Sorrise a Fouché. — Nel vedere Sommelier… e nonostante il tempo passato, i mutamenti di aspetto, lo stesso cambiamento di cognome… Valjean ha inconsciamente riconosciuto il padre che lo aveva lasciato. Siamo in pieno dramma edipico: spinto dalle sue pulsioni inconsce, André Valjean ha ucciso il padre per accoppiarsi con la madre!
Il monaco lo guardò a bocca aperta, Madame Madeleine si limitò a ridere: — Moi? Ma che cosa assurda! — Prese sotto il braccio Fouché: — Ha sentito che idee, caro ispettore? Io, coucher avec un garçon… un piccino, un “cinnò”!
— Una vera assurdità — convenne il poliziotto e le baciò la mano, galante. — Se c’è una cosa che odio più dei simboli, sono i discorsi sull’inconscio!

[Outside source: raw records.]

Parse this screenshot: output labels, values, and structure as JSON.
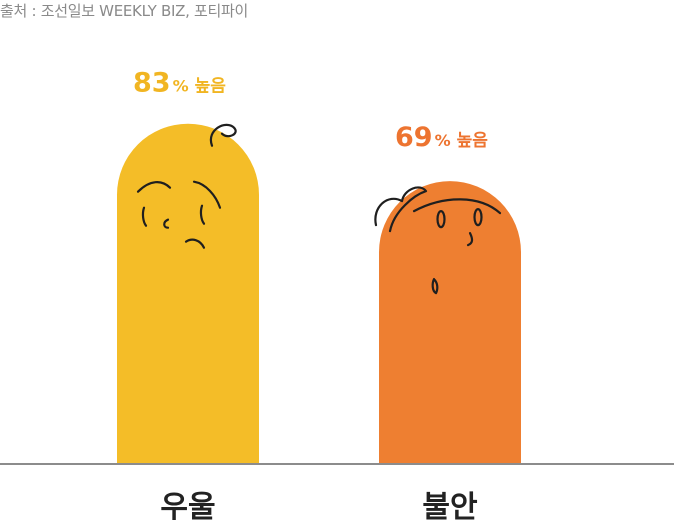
{
  "source": "출처 : 조선일보 WEEKLY BIZ, 포티파이",
  "chart_data": {
    "type": "bar",
    "categories": [
      "우울",
      "불안"
    ],
    "values": [
      83,
      69
    ],
    "unit": "%",
    "value_suffix": "높음",
    "ylim": [
      0,
      100
    ],
    "grid": false,
    "colors": [
      "#f4bd28",
      "#ee7f31"
    ],
    "label_colors": [
      "#f1b522",
      "#ed7430"
    ],
    "axis_color": "#8c8c8c",
    "faces": [
      "sad-face-icon",
      "worried-face-icon"
    ]
  }
}
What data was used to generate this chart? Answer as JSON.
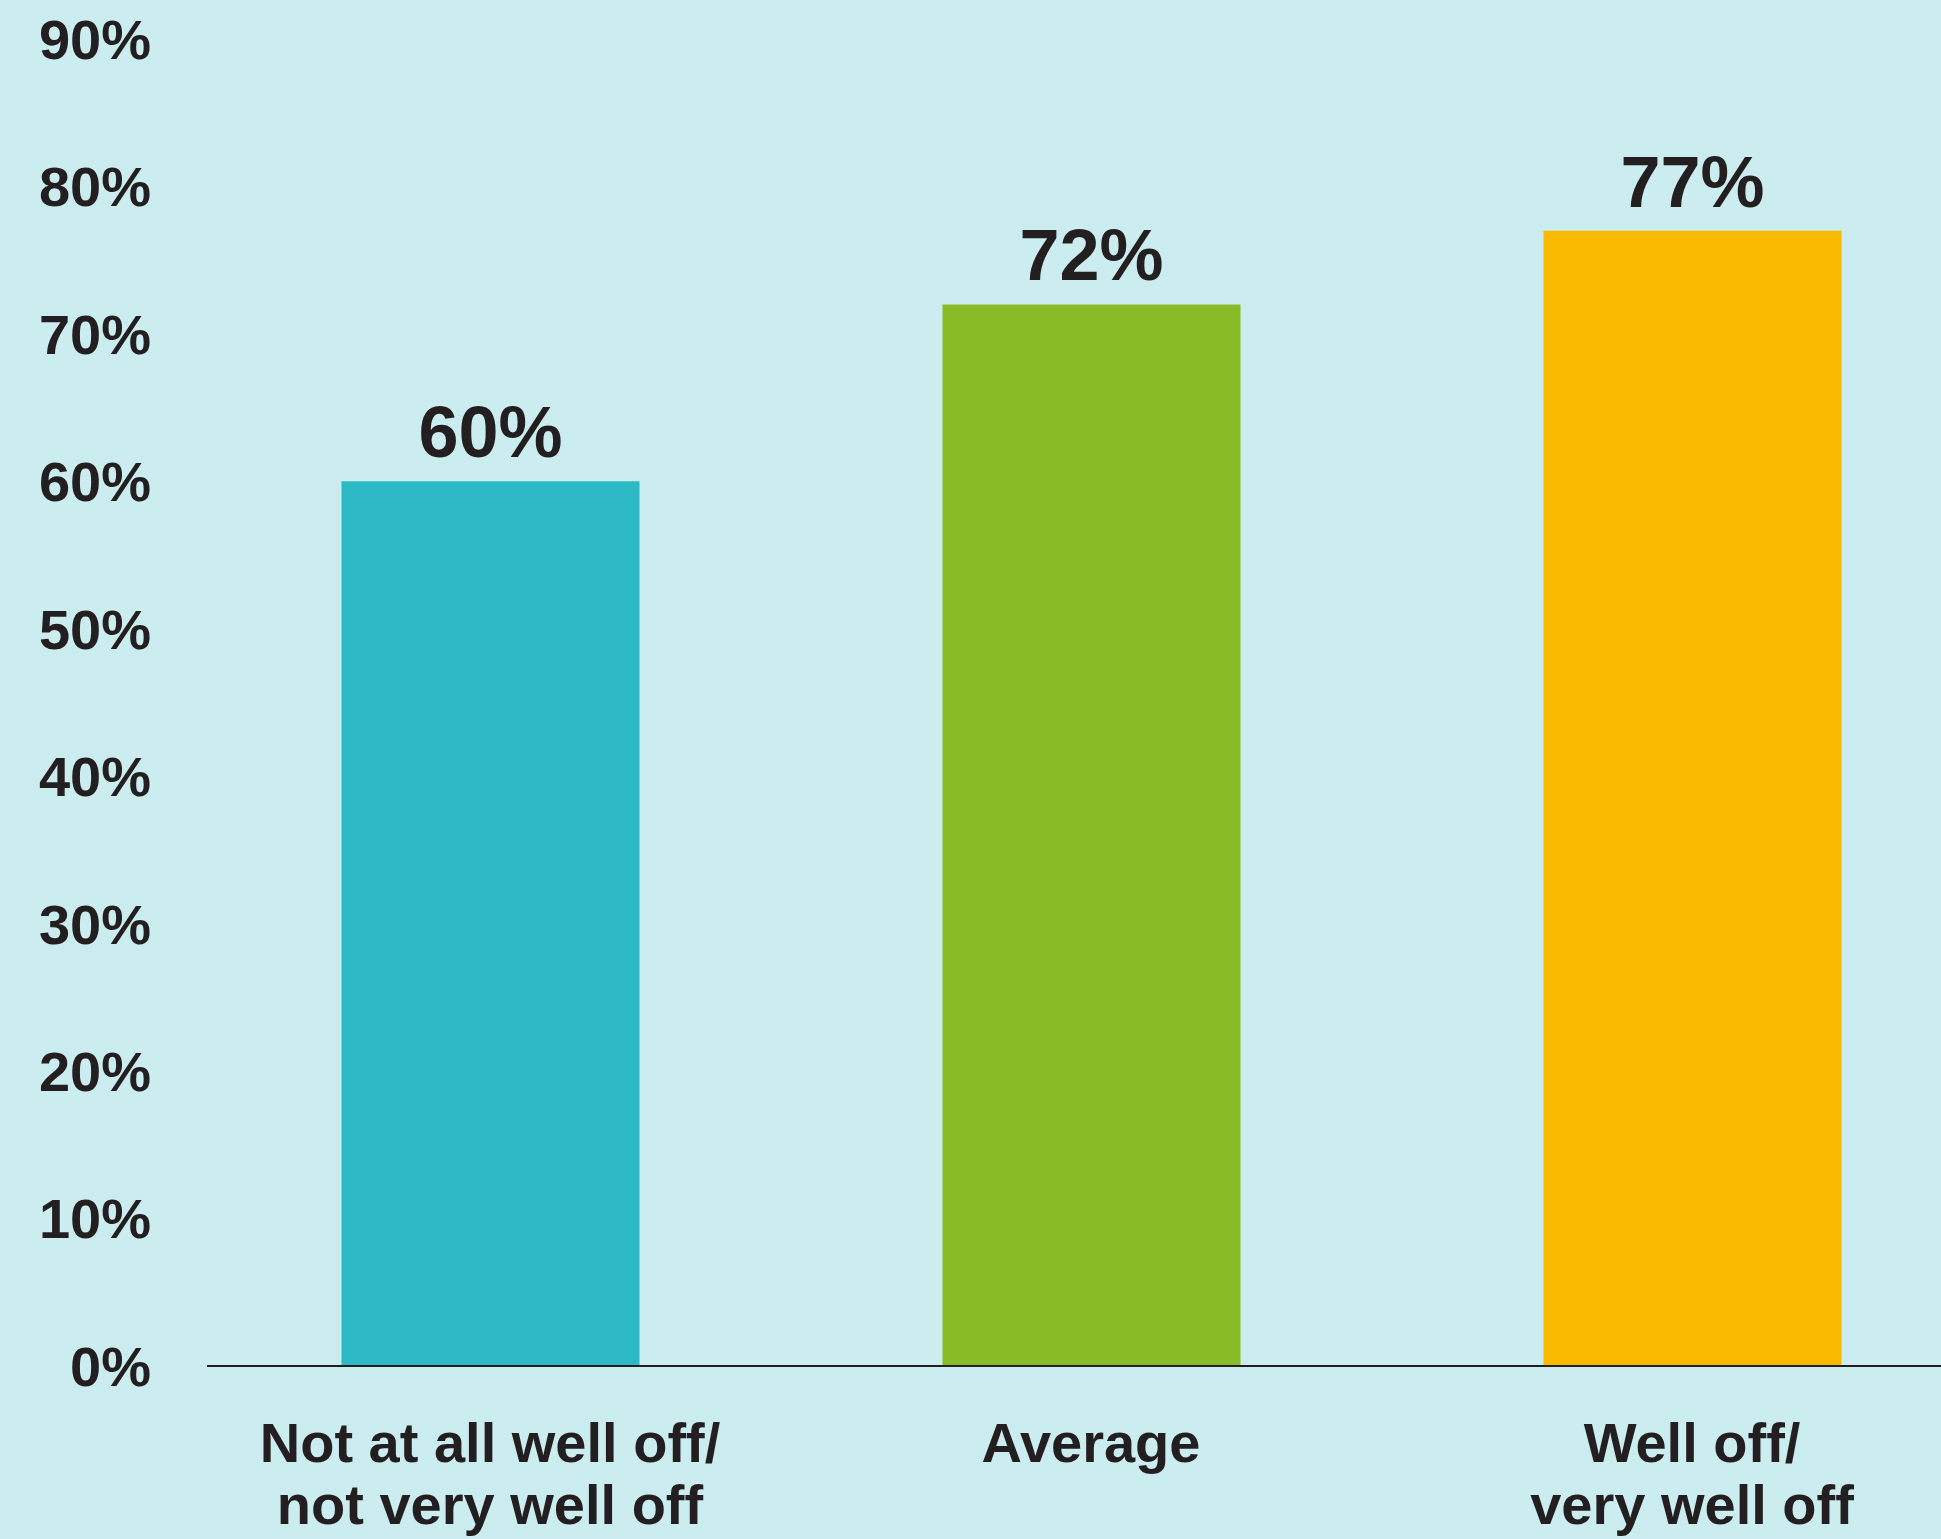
{
  "chart_data": {
    "type": "bar",
    "categories": [
      "Not at all well off/\nnot very well off",
      "Average",
      "Well off/\nvery well off"
    ],
    "values": [
      60,
      72,
      77
    ],
    "colors": [
      "#2cb8c5",
      "#87bc26",
      "#f9b900"
    ],
    "value_labels": [
      "60%",
      "72%",
      "77%"
    ],
    "ylim": [
      0,
      90
    ],
    "yticks": [
      {
        "value": 0,
        "label": "0%"
      },
      {
        "value": 10,
        "label": "10%"
      },
      {
        "value": 20,
        "label": "20%"
      },
      {
        "value": 30,
        "label": "30%"
      },
      {
        "value": 40,
        "label": "40%"
      },
      {
        "value": 50,
        "label": "50%"
      },
      {
        "value": 60,
        "label": "60%"
      },
      {
        "value": 70,
        "label": "70%"
      },
      {
        "value": 80,
        "label": "80%"
      },
      {
        "value": 90,
        "label": "90%"
      }
    ]
  }
}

Sophie guardò Londong con fastidio: — Sei proprio un rompino. Te l’avevo detto di abbozzarla con la tua supercazzola freudiana con lo scappellamento a sinistra! — Si portò dall’altra parte del tavolo e, passando davanti al monaco, gli diede una sfruculiatina. — Oh — sussurrò — sei davvero figlio di tuo padre, cuginetto!
Il monaco le strizzò l’occhio.
— Anche questa spiegazione è una bella stronzata — si sdegnava intanto l’omaccione dalla faccia rossa. — Bene, per il momento non vi stacco ancora la testa, ma fate attenzione perché vi curo! Il documento?
— Lo tenevamo per dopo — disse Fouché — se vuole, guardiamo subito, ma solo perché lei mena. Lei diceva che è nella busta di Madame?
— Fa’ poco il furbo e tira fuori la pergamena — minacciò l’energumeno.
Madame gli consegnò la busta e Fouché aprì la graffetta. Conteneva alcune vecchie foto, un quaderno con immagini alchemiche dell’atanor e dell’androgino e la scritta “Nozze chimiche”, l’atto di nascita di Johannes Valentinus Andreae Gourmet e un foglio di pergamena ripiegato.
— Signori, ecco finalmente davanti a voi il cosiddetto “Coccige Da Vinci” — pontificò Teadrinker. — Un documento che nel corso dei secoli ha detronizzato re e imperatori, ha eletto papi e mandato sul rogo centinaia di innocenti. Una scia di ricatti, omicidi, violenze e distruzioni segna i suoi spostamenti, dal lontano giorno in cui il Sommo Leonardo ebbe la ventura di vergarlo. Sottratto per secoli alla conoscenza degli studiosi, pochissimi ne hanno conosciuto l’esistenza, ma ora verrà rivelato al mondo, e saremo noi a rivelarlo. Signori, siamo in un momento cardinale della Storia!
L’omaccione lo guardò con scetticismo. — È tutto vero quello che hai detto? — chiese.
— Be’, in casi del genere, qualcosina si aggiunge sempre… — si schermì l’inglese.